250 million years ago, the most severe extinction event ever befell on Earth. Wiping out up to 96% of all marine species and 70% of land species.

Archaeopteryx, a half reptile half bird creature

220 million year ago, the earliest dinosaurs appears (prosauropods) it starts a small reptile and over the next 150 million years, they will evolve and diversify due to various pressure points, eventually dominating the planet culminating in Tyrannosaurus-Rex. The raptors branch will later evolve feathers, becoming the first feathered dinosaurs, eventually giving rise to the first birds almost 150 million years ago, which makes birds the only living members of dinosaur family.

66 million years ago marks the end of the age of dinosaurs.
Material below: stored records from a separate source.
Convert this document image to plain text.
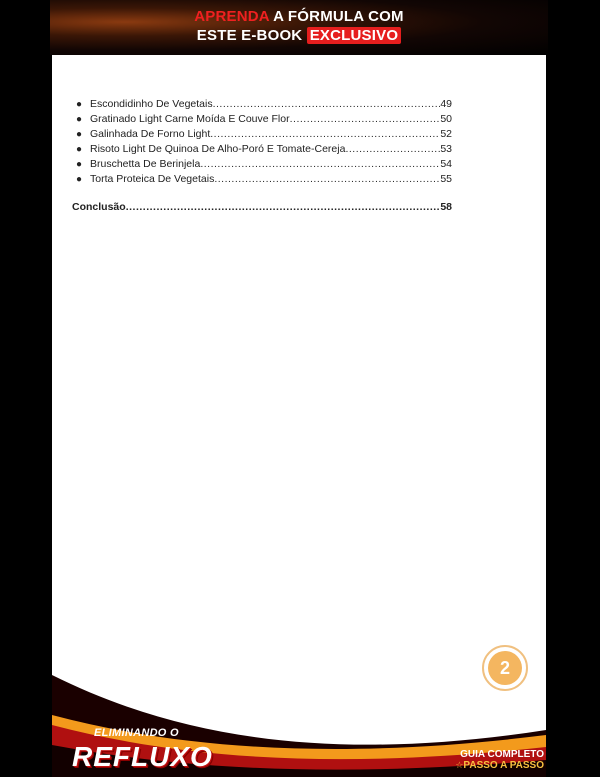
APRENDA A FÓRMULA COM
ESTE E-BOOK EXCLUSIVO
● Escondidinho De Vegetais .....	49
● Gratinado Light Carne Moída E Couve Flor .....	50
● Galinhada De Forno Light .....	52
● Risoto Light De Quinoa De Alho-Poró E Tomate-Cereja .....	53
● Bruschetta De Berinjela .....	54
● Torta Proteica De Vegetais .....	55
Conclusão .....	58
2
ELIMINANDO O
REFLUXO	GUIA COMPLETO
☆PASSO A PASSO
A massive commit hits Earth in the Yucatan peninsula causing the K-T extinction event eradicating about 85% of all living species, killing with it all dinosaurs and putting an end to their reign. This has left a huge room for mammals to spread their wings (sort of speak) they radiate and diversify, becoming the dominant species.

60 million years ago, the earliest true primate emerged from tree dweller ancestors. Primates include lemurs, monkeys, apes and humans. During the next 55 million years, mammals will evolve and diversify into rodents, bats, giraffes, bears and all the other known mammal species we grew to love.